Por exemplo, os romanos eram muito primitivos
quando a Grécia estava no seu apogeu. Por sua vez, quando Roma chegou a seu
apogeu, a Grécia era um conjunto de decadentes, mas a cultura grega tinha sido
inteiramente assimilada pelos romanos, os quais passaram a viver segundo a
mentalidade dos gregos.
A cultura grega tinha-se espalhado por um “mundo”
que abrangia, além da Grécia propriamente dita, parte da Península Balcânica,
Bizâncio, e parte da Península Itálica, inclusive Roma. Mas uma parte desse
mundo era bárbara ainda.
Do outro lado do Mediterrâneo estava o Egito, com
uma cultura sensivelmente diferente da cultura grega.
Em cada país a Igreja tinha uma posição diferente
perante o mundo.
Como e mentalidade gera
o estilo
Antigamente via-se como uma nação era diferente da
outra considerando os monumentos, a literatura, e tudo o que havia sido legado
pela tradição. Isso foi assim desde o antigo Egito até a Revolução Francesa e
as grandes invenções. Até o século XIX, as nações eram muito diferenciadas umas
das outras; cada uma com sua mentalidade, com seu modo de ser, com sua
filosofia, constituía um mundo à parte.
Por exemplo, o estilo arquitetônico clássico grego,
superconhecido, superlouvado, como é que se formou? Houve um tempo em que os
gregos viviam em choupanas. Em certo momento, eles começam a construir, e
começam a aparecer obras monumentais, extraordinárias, não pelo tamanho, mas
pelo gosto, pela harmonia, pela simetria.
Como se chegou da barraca de um povo de pescadores
mais ou menos ignorantes ao Parthenon de Atenas, por exemplo?

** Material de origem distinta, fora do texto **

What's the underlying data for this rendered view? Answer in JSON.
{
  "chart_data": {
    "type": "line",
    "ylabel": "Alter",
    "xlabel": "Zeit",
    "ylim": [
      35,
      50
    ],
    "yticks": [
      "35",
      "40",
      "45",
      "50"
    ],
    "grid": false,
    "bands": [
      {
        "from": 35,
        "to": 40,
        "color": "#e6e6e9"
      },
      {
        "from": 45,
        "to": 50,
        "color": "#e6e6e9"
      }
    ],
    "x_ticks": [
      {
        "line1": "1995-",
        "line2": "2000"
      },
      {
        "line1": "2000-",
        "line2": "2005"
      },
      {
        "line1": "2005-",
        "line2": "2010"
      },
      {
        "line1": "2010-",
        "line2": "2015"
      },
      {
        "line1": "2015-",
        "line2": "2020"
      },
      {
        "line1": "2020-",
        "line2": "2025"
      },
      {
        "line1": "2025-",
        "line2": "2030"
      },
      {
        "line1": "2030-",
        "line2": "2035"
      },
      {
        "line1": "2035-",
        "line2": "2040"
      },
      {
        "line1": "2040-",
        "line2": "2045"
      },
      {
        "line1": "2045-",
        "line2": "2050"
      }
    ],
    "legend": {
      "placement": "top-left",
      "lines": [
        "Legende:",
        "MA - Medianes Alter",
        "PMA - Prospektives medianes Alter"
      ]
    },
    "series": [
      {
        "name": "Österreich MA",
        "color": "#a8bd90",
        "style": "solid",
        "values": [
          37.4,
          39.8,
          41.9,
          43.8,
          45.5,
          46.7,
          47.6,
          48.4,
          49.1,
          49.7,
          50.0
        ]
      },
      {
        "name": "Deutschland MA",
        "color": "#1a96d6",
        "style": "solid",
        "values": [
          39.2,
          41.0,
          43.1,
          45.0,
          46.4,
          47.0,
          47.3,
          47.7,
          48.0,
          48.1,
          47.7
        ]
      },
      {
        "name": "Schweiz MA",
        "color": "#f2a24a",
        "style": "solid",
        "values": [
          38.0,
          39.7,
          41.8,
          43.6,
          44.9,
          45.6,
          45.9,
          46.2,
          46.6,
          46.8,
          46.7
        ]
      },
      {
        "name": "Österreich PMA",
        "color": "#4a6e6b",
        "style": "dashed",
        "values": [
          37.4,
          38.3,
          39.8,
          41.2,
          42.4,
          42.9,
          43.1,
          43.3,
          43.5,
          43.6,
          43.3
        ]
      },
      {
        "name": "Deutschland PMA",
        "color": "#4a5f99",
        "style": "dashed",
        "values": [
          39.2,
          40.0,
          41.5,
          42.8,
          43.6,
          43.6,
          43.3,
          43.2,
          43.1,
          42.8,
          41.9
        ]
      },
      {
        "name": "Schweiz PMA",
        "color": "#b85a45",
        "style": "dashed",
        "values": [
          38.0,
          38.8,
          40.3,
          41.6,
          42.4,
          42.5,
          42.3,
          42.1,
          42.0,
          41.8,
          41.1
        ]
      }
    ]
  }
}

Alguém dirá: “Dr. Plínio, é muito simples. Um belo
dia, apareceu um homem com talento, e havia outro homem que queria construir um
templo e lhe deu o dinheiro necessário. Aquele, então, o construiu. Pronto”.
Não é assim.O estilo clássico grego, quando
apareceu, encontrou o apoio entusiástico de toda a população, porque um estilo
apresenta sempre a imagem de uma mentalidade. Era preciso, pois, que essa
mentalidade já estivesse meio incubada nos atenienses para que, quando
aparecesse o estilo, eles exclamassem “É isto!” Quer dizer, houve, em primeiro
lugar, uma elaboração do estilo no subconsciente dos atenienses.
Não é que eles estivessem o tempo inteiro à sua
procura, pois há certas coisas que o homem só encontra quando não pensa muito nelas.
O conjunto dos habitantes de Atenas tinha uma
espécie de avidez daquele estilo. Quando
apareceu um homem especialmente capaz de sentir em si – por ser um ateniense
muito típico – aquela avidez coletiva, e dotado dos meios artísticos para dar
expressão arquitetônica a esses sentimentos, ele fez o Parthenon. Mas quando o
fez, ele agiu como um porta-voz de todos os moradores da cidade, de tal maneira
que houve uma aclamação geral por sua obra.
Estilo, aqui, não é só o estilo arquitetônico. No
caso grego, é toda uma mentalidade ateniense, todo um espírito que, em alguma
medida – sem exagerar nada – os filósofos de Atenas e seus grandes intelectuais
exprimiram.
Duas mentalidades
refletidas num pequeno episódio
Por exemplo. Conta uma lenda que houve um concurso
de escultura em Atenas, para o qual se admitiu toda espécie de escultores que
quisessem concorrer. E as duas estátuas mais avaliadas foram uma deusa
esculpida por um grego e uma rainha esculpida por um persa.
O escultor persa talhou sua estátua com um vestido
riquíssimo, à maneira dos potentados persas. A Pérsia, sendo um rico império,
tinha todo o luxo, todo o esplendor da corte imperial. Por isso, aparecia neles
a preocupação de apresentar nas suas esculturas o esplendor da corte, como um
elemento integrante da mentalidade nacional.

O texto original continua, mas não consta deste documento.